I know I live in a fairly tidy little Lutheran coccoon -- stand, sit, gather, send, "And also with you" -- but what do other people do in church, exactly?
8 comments:
umm, we do have dramas and skits and dances (and we're Presbyterians!) but we would never have anything involving real or mock violence. Ever. These people are strange.
In this state, a building's owner may post a sign [certain size, certain type face] at the door saying guns are banned on these premises. Churches have protested, the reasoning being that the state is telling the church exactly what it can and can't do. Like a sign is going to stop a whacko anyway.
We've had skits in church, although usually for the Sunday School program, for example, but not as a regular part of worship. Or that should be WORSHIP!
I didn't know how to raise this question tactfully, but you have done so, my sister! Thank you.
I found myself wondering the same thing: http://transposzing.blogspot.com/2009/03/double-tragedy-in-maryville.html
Several years ago, there was a bit of a flap in MN when one of the more conservative Presby. churches had a staged "attack" at its church camp. Armed men (masked too perhaps) burst into the tents or whatever and were supposedly going to kill the Christians. Maybe that's what they thought was going on here.
I think the most reasonable explanation is not that they were "expecting" or "used" to staged attacks but rather more simply that they were NOT used to real life gunman bursting into their church to murder their pastor. Under such circumstances one's brain automatically reaches for all sorts of alternative explanations.

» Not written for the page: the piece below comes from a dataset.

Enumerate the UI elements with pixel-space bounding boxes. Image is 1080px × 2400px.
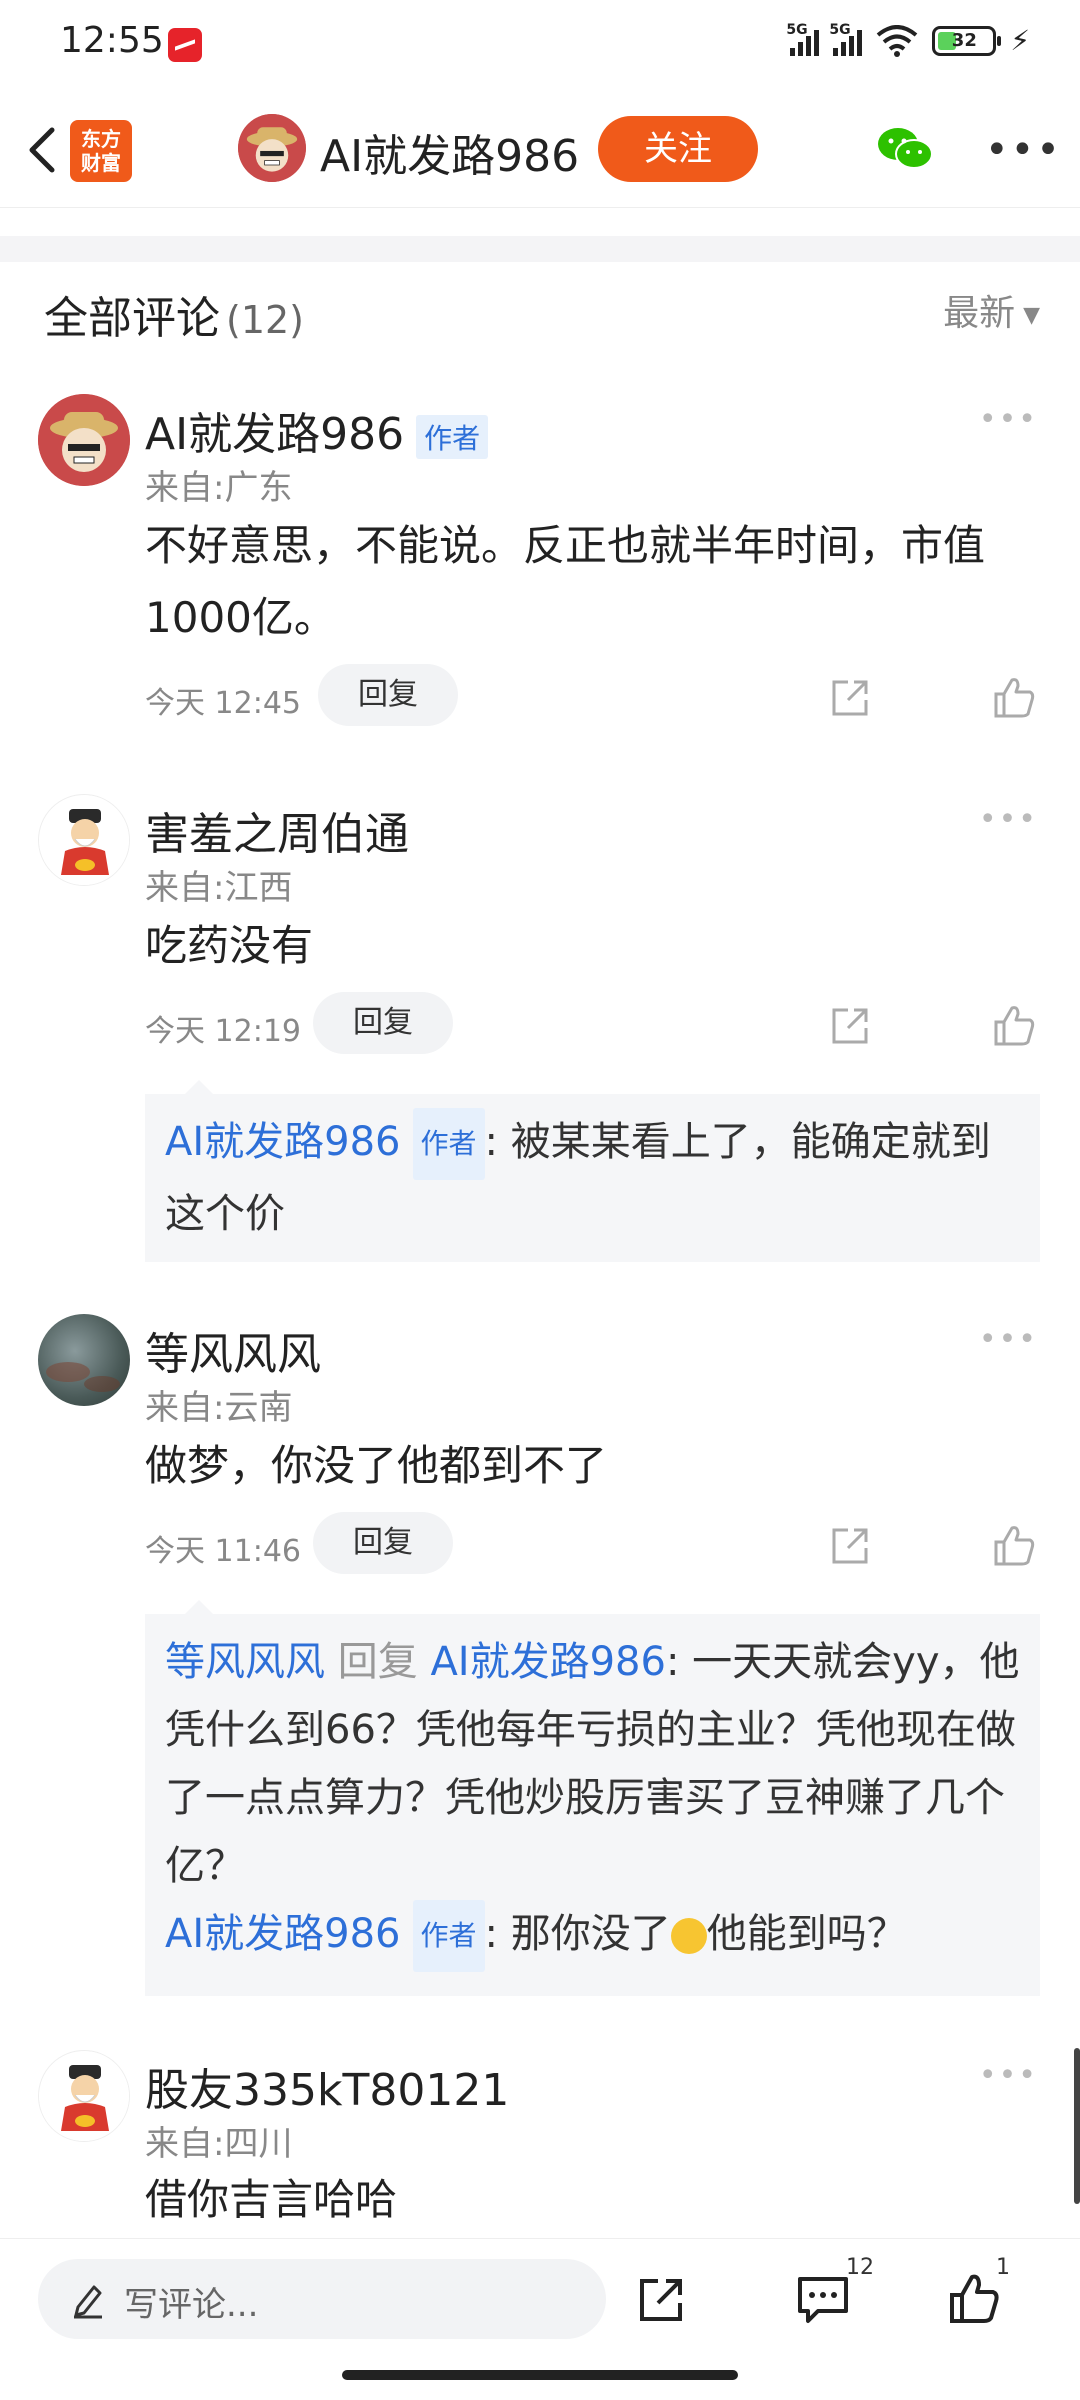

It's called "stunned disbelief". I find it rather inappropriate and mean-spirited for us to speculate on the worship practices of these traumatized congregants based on their immediate, shocked responses.
Well, I must share this story about "church skits" - forgive me if it's a bit long.
Many years ago (late '70's/early '80s), my family church (a progressive Cooperative Baptist church within the city limits of Atlanta) staged a skit where, at the 4th of July service, stormtroopers came roaring into the church, disrupting the service, flashing weapons, threatening to shoot us, etc.
One of my older sisters crouched down and started screaming. Somehow, I knew it wasn't real - don't know how. It just couldn't be real.
This "skit" was supposed to teach us to appreciate the liberties we were assumed to be taking for granted.
Mind you, this came a few years after Martin Luther King Jr's mother, Alberta, was murdered during a church service in downtown Atlanta.
This was before Atlanta became such a "big international city." We had weathered the civil rights years with little urban violence and had buried Dr. King knowing we followed his creed.
This "skit" seemed to many like a new reality.
To say it was in poor taste is a gross understatement. Although only a teenager at the time, I wrote the pastor a letter who replied w/ a boring letter of apology.
So, unfortunately, skits like this exist. And it's a cruel shame.
I gave a sermon once which began with a dramatic telling of a story about a "real" invasion of a church by some soldiers. I think the message was clear with out the skit being necessary.